Depuis quelques siècles que les Comoriens ont abandonné la toile de jute, le coton qu’ils tissaient grossièrement et les fibres de bananiers, la mode de l’archipel se nourrit de multiples importations. Résultat : une culture vestimentaire riche et fluctuante, qui n’a pas fini d’évoluer. Fatuma Elyas, styliste, fait le point sur quelques éléments essentiels de la mode féminine. Article paru dans le n°47 du journal Kashkazi.

« Le mawa (tissu en coton imprimé de fleurs) et le kaplane viennent d’Afghanistan et de Turquie. Le mkumi (lignes et carreaux rouges et jaunes) vient d’Inde. Le subaya (tissu à rayures et franges) fait partie de l’habillement des Ougandais. L’ikoyi, le pagne d’origine yéménite, que les hommes enfilent pour danser le shigoma, se porte aussi chez les Masaï en version colorée. J’ai même retrouvé sur les foulards tsiganes le motif d’un tissu qu’on utilise à Anjouan pour les mariages ! » Fatuma Elyas a vécu en Ouganda, à Moroni, et tient aujourd’hui un atelier de couture à Passamaïnty, à Maore. Elle s’amuse à retracer l’arbre généalogique touffu de la mode comorienne et sourit : « Ici, on parle de nos vêtements traditionnels comme s’ils n’existaient nulle part ailleurs, alors qu’à l’autre bout du monde, des gens portent les mêmes tissus, le même type de tenue ! » Même la jute, rappelle-t-elle, portée un temps par ceux qui n’avaient rien d’autre, venait de Zanzibar…
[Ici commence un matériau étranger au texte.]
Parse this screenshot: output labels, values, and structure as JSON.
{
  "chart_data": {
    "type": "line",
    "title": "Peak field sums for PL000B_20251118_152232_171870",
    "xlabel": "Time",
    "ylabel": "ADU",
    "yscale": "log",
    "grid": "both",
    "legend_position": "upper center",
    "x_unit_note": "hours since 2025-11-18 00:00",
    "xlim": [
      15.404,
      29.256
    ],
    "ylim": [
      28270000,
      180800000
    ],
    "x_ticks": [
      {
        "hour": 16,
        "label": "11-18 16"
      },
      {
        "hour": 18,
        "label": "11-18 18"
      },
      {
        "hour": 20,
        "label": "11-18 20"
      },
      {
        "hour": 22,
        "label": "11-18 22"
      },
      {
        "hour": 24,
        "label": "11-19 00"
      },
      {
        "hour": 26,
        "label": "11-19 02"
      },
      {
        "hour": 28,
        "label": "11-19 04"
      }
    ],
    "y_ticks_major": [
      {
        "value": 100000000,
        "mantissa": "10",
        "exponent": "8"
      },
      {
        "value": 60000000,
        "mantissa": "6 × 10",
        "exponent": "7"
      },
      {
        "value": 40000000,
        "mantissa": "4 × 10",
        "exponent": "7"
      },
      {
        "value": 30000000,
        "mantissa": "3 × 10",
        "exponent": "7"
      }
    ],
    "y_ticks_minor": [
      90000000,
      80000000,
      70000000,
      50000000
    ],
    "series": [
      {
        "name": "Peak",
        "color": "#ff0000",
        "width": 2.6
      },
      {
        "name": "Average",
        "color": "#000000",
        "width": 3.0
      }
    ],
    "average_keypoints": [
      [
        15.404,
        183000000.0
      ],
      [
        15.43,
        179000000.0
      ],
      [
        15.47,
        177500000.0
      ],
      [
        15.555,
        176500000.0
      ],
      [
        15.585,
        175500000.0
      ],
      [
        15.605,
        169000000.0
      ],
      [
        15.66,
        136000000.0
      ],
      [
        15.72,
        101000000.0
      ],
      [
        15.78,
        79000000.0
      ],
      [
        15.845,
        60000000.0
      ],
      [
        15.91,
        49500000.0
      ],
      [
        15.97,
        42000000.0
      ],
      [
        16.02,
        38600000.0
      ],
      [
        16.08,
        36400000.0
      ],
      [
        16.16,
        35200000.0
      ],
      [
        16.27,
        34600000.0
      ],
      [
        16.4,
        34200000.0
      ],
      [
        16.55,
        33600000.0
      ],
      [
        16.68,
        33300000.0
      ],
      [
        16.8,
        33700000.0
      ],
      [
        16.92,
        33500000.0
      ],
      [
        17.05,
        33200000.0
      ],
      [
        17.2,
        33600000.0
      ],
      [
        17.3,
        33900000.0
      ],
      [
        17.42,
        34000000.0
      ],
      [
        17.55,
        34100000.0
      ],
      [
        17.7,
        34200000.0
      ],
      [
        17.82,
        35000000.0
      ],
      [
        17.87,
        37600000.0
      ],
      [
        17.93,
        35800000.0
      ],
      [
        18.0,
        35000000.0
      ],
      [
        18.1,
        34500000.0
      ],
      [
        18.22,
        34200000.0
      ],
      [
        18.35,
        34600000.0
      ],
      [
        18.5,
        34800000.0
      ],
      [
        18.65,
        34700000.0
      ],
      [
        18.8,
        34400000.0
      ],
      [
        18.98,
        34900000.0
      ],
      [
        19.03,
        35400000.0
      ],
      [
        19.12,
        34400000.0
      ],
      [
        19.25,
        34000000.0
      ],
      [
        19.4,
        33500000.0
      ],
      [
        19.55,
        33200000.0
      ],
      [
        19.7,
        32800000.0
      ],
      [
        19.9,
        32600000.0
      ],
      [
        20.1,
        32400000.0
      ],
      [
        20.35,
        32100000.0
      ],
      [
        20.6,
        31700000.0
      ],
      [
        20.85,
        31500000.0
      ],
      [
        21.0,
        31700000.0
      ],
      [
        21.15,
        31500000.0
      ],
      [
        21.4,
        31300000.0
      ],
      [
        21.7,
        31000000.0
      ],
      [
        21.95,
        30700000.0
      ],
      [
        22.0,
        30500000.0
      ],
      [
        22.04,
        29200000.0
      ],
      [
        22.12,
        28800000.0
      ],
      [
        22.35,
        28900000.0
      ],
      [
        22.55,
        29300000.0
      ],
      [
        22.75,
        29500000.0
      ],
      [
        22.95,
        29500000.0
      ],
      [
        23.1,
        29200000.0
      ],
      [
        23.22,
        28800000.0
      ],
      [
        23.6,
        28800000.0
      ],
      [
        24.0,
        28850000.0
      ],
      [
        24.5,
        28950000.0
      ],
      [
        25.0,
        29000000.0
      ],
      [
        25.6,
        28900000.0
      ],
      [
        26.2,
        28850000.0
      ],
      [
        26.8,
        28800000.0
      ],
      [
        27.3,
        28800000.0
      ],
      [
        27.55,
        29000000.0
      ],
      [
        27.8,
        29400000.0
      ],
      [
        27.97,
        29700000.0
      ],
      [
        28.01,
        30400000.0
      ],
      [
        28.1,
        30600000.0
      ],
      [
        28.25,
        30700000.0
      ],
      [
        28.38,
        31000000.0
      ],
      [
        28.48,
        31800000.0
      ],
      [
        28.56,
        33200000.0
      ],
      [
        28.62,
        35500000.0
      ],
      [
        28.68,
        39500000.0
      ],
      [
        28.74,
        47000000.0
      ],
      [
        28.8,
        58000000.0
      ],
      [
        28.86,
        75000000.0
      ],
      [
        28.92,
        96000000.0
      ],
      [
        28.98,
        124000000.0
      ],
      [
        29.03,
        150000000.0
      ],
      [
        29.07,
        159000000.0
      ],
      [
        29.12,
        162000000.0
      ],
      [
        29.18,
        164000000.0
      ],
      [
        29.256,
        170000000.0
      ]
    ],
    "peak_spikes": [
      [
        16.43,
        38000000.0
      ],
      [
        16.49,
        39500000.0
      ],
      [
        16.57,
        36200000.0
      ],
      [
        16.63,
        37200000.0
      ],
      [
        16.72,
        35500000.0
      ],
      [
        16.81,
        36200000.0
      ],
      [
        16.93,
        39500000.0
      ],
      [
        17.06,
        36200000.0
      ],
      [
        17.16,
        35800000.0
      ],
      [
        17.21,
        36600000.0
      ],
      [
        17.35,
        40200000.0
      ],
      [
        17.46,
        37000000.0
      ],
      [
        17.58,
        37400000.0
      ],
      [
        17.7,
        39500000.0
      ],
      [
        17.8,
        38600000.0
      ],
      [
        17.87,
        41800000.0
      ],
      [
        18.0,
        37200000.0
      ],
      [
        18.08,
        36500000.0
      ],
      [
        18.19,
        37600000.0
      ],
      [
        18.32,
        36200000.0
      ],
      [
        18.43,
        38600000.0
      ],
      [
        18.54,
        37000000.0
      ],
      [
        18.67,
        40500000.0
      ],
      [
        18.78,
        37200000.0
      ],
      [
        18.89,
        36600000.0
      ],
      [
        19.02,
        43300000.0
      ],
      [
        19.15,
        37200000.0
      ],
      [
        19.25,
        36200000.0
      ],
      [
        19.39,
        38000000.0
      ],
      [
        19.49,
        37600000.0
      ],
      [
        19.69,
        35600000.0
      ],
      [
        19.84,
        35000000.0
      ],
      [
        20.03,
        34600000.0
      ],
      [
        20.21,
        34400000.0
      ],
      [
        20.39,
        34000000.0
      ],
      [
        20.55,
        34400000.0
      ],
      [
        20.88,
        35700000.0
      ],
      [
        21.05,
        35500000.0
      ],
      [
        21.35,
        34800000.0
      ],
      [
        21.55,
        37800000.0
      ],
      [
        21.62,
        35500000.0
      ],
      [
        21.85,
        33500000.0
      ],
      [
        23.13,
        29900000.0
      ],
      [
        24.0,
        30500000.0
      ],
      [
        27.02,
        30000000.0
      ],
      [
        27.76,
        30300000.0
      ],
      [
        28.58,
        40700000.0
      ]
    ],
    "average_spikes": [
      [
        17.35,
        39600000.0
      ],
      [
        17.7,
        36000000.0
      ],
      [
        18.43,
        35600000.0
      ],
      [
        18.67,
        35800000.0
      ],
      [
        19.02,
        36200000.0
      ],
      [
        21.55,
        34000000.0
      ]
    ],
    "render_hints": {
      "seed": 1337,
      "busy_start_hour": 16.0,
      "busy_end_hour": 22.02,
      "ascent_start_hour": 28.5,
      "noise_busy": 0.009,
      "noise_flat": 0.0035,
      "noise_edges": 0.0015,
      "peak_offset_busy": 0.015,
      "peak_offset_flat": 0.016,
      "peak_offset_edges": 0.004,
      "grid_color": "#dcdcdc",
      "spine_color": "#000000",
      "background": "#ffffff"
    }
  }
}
Images empruntées à des collections privées.

Influencées essentiellement par l’Afrique et par l’Orient, les Comores ont coulé leurs multiples importations vestimentaires dans le moule d’une authentique tradition. Mawa, mkumi et subaya ont perdu leur caractère étranger pour s’intégrer dans un système social typiquement comorien. Loin de leur pays d’origine et de fabrication, ils ont acquis ici une signification différente de celle qu’ils avaient là-bas, et parfois une valeur qui paraît incongrue dès que l’on franchit les limites de l’archipel. C’est le cas du mawa, ce tissu bleu marine décoré de motifs floraux orange et rouges, de style plus oriental qu’africain. Les femmes le portaient autrefois en utsunga, un pagne qui couvrait la poitrine et que l’on resserrait à la taille. Elles ne s’en drapent aujourd’hui qu’à certaines occasions, et il n’est plus vendu que dans quelques boutiques. « On le trouve difficilement. Il est tellement valorisé qu’en Grande Comore il est vendu très cher alors qu’il ne coûte rien à l’extérieur. Le coupon est vendu 30 euros ici, 5 ou 6 fois plus qu’à Maurice », observe Fatuma.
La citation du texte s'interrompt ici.